Frau Künast oder Der Blick aus dem Turm

Jeder Tag ist ein geeigneter Tag für einen, wenigstens einen, Blick aus dem Elfenbeinturm. Also setzt der Elf ein Bein vor das andere und tritt vorsichtig ans mit Luzidol geputzte Fenster. So sauber die Scheiben auch sind, viel sieht er nicht, denn die Welt außerhalb des Turms bibbert im Rauch. Viel Rauch um nichts, denkt er, wendet sich ab, macht es sich an seinem Schreibtisch gemütlich, soweit man es sich an einem Schreibtisch gemütlich machen kann, und läßt seine Blicke über die endlosen virtuellen Klowände des Internets schweifen.

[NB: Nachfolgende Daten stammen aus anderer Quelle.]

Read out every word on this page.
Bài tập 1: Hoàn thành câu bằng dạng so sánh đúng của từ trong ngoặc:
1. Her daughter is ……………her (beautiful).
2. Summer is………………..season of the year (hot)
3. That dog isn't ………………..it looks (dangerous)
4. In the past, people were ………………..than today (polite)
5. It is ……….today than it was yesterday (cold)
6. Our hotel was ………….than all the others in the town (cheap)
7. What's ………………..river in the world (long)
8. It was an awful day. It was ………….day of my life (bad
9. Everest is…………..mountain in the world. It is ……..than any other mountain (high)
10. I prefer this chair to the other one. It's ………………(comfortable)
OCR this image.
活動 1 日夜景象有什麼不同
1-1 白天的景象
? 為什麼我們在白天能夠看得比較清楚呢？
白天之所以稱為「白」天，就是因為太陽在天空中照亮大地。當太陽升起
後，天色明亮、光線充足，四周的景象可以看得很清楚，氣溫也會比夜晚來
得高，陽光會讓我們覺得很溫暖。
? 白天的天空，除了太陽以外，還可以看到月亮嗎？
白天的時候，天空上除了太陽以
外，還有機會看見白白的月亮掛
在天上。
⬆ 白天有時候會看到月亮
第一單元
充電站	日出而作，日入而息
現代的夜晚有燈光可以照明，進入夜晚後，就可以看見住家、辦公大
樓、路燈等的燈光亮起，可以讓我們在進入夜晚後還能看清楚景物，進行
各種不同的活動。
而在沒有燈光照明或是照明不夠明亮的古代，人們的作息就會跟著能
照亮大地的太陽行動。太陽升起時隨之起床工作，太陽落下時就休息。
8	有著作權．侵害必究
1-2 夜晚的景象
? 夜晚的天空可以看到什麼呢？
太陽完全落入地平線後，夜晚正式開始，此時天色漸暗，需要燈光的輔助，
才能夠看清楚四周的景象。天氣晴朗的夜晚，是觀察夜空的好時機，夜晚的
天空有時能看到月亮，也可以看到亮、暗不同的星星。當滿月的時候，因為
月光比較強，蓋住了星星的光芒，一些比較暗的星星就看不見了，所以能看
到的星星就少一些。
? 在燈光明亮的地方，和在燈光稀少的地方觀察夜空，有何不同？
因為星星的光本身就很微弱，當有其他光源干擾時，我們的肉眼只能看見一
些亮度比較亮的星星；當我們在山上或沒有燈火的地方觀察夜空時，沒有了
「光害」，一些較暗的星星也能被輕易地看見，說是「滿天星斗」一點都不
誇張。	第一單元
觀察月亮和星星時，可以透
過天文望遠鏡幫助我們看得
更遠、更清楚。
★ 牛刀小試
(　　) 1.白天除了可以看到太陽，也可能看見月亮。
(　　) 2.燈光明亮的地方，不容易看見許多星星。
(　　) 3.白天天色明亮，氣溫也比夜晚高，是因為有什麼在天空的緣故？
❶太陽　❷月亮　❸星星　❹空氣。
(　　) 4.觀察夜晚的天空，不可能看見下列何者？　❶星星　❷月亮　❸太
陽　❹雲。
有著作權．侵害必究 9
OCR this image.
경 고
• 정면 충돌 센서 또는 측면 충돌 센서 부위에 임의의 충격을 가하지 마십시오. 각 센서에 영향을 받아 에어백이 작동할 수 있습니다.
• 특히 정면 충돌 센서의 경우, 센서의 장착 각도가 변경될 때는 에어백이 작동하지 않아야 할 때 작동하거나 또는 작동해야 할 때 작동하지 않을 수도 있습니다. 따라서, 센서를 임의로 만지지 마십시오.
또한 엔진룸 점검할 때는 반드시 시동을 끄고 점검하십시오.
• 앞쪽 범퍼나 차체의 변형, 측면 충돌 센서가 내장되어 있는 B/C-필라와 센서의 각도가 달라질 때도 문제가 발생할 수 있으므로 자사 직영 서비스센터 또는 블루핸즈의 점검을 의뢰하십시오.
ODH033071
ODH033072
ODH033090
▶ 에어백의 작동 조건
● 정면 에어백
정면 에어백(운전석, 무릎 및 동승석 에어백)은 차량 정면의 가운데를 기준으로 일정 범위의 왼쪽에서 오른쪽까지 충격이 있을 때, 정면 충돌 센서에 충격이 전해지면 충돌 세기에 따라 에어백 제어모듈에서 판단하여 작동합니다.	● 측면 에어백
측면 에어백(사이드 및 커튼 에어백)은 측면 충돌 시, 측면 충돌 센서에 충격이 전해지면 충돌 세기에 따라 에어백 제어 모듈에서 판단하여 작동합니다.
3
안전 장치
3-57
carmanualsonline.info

Frau Künast hat eine proportionale Besetzung öffentlicher Ämter mit Ausländern, sprich Migranten, gefordert. Das ist nichts weiter als eine Ausweitung des Proporzdenkens unserer Interessengruppenvertretungsgesellschaft (ist das nicht ein schönes Wort?) auf bisher nur unzulänglich vertretene Gruppen. Wer A sagt, muß auch B sagen. Wer zeugungsunwillige Papisten bei Schwangerschaftsfragen überproportional mitreden läßt und Kunstbanausen bei der Kulturförderung, der sollte auch für weitergehende Vorschläge offen sein.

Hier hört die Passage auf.